Nachwort zur Papstheimsuchung

Aus München kommt dieses Resümee zur Ratzinger-Tournee
durch Deutschland von Wilfried Müller

Die Jugend glaubt kaum noch ans Halleluja, im Westen 23% und im Osten fast 0. Nach den letzten Zahlen hat nur der Glaube ans Hamdullilah Konjunktur: Wer nicht voll integriert ist, der ist wenigstens voll indoktriniert; doch das sind höchstens 10%. So sieht's bei der zukünftigen Generation aus - und das macht die Religion zu einer Alterserscheinung. Von daher läuft der Papst am besten unter Vergangenheitsbewältigung.

Nun folgt der Deutsche Bundestag seiner Tradition, am Mehrheitswillen genauso vorbeizustümpern wie an Logik und Vernunft, und das bringt den Papst dort in die Bütt. Vergangenheitsbewältigung ist dort sehr in Mode; doch was der Papst dort vorzutragen hatte, war eine verklausulierte Verunglimpfung von Wissenschaft und Säkularität. Wenn er "die Herrschaft der positivistischen Vernunft" eine "dramatische Situation" nennt, so zieht er damit gegen das wissenschaftliche Weltbild ins Feld. Im Klartext verlangt er danach, die Maßstäbe vom "Göttlichen" abzuleiten, statt von der Vernunft.

Diesem archaischen Unfug haben Abgeordnete stehend applaudiert, und sie gingen mit der Vorstellung da raus, der Papst hätte keine Mission getrieben. Die meisten haben also gar nicht kapiert, was ihnen da an Wissenschaftsleugnung vorgesetzt wurde. Der Papst kann unwidersprochen wissenschaftsfeindliche Positionen vortragen und kriegt sogar noch Beifall dafür - damit hat er schlicht aufgezeigt, was für Unbedarfte wir im Bundestag sitzen haben. Ein stärkeres Argument kann es kaum geben, die Religion endlich stubenrein zu machen und das Säkularitätsdefizit zu beseitigen.

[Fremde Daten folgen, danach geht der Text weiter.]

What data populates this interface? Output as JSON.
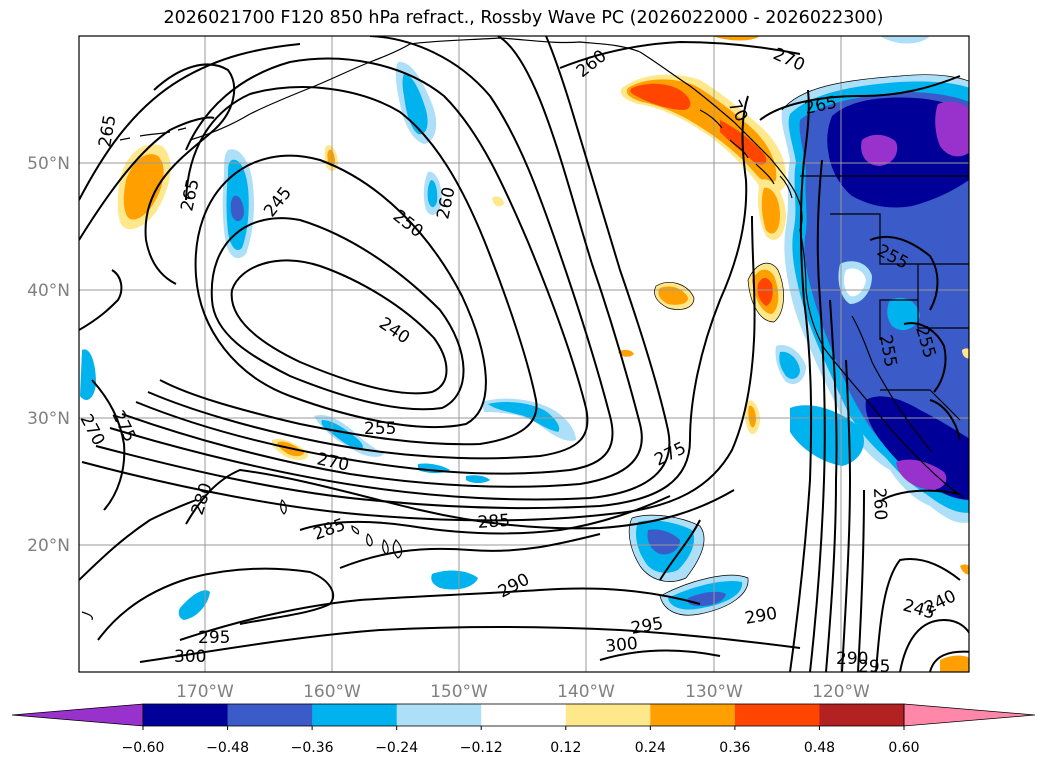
{
  "title": "2026021700 F120 850 hPa refract., Rossby Wave PC (2026022000 - 2026022300)",
  "map": {
    "lat_labels": [
      "50°N",
      "40°N",
      "30°N",
      "20°N"
    ],
    "lon_labels": [
      "170°W",
      "160°W",
      "150°W",
      "140°W",
      "130°W",
      "120°W"
    ],
    "contour_labels": {
      "c265a": "265",
      "c265b": "265",
      "c245": "245",
      "c250": "250",
      "c260a": "260",
      "c240": "240",
      "c255a": "255",
      "c270a": "270",
      "c275a": "275",
      "c270b": "270",
      "c280": "280",
      "c285a": "285",
      "c285b": "285",
      "c275b": "275",
      "c290a": "290",
      "c295": "295",
      "c300a": "300",
      "c300b": "300",
      "c295b": "295",
      "c290b": "290",
      "c290c": "290",
      "c260b": "260",
      "c270c": "270",
      "c265c": "265",
      "c255b": "255",
      "c255c": "255",
      "c255d": "255",
      "c260c": "260",
      "c245b": "245",
      "c240b": "240",
      "c295c": "295",
      "c70": "70"
    },
    "colors": {
      "purple": "#9932CC",
      "navy": "#000099",
      "royal": "#3A5BC8",
      "sky": "#00B2EE",
      "pale": "#ADDFF8",
      "yellow": "#FFE88C",
      "orange": "#FFA000",
      "redorange": "#FF4500",
      "brick": "#B22222",
      "pink": "#FF88AA"
    }
  },
  "colorbar": {
    "ticks": [
      "−0.60",
      "−0.48",
      "−0.36",
      "−0.24",
      "−0.12",
      "0.12",
      "0.24",
      "0.36",
      "0.48",
      "0.60"
    ],
    "colors": [
      "#9932CC",
      "#000099",
      "#3A5BC8",
      "#00B2EE",
      "#ADDFF8",
      "#FFFFFF",
      "#FFE88C",
      "#FFA000",
      "#FF4500",
      "#B22222",
      "#FF88AA"
    ]
  }
}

nicht nur uniformierte Kleriker klatschten sich die Hände heiß ...
... sondern auch christliche Bundestagszivilisten:

Lücken in den Reihen waren aber auch nicht zu übersehen

Noch schlimmer ist die Erkenntnis, wie sehr unser Bundestag mit Leichtgläubigen vollgestopft ist; anscheinend ist es die große Mehrheit. Wir müssen dem Papst geradezu dankbar sein, dass er uns das klargemacht hat. Die meisten Abgeordneten haben nicht genug kritische Vernunft, um die Gottesmär zu hinterfragen, und nicht genug Informationsbedürfnis, um zu recherchieren, was da vor 2000 Jahren wirklich abging.

Wenn die auf die Gottesmär reinfallen, dann kann man denen alles unterjubeln - und das Blöde ist, es ist 2008 passiert, und es ist 2011 passiert. Unsere Regierung samt Bundestagsmehrheit ist schon zweimal auf die Banken-Lobby reingefallen, die ihnen die Hölle heißgemacht hat: Wenn sie nicht ganz schnell ganz viel Geld rüberschieben, dann gibt es einen Systemzusammenbruch mit unaussprechlichen Folgen. Dass diese Folgen vielleicht in einer Bereinigung des Missbrauchs bestehen würden und breite Solidarisierung gegen die Abkassier-Künstler auslösen könnten, geht dabei unter.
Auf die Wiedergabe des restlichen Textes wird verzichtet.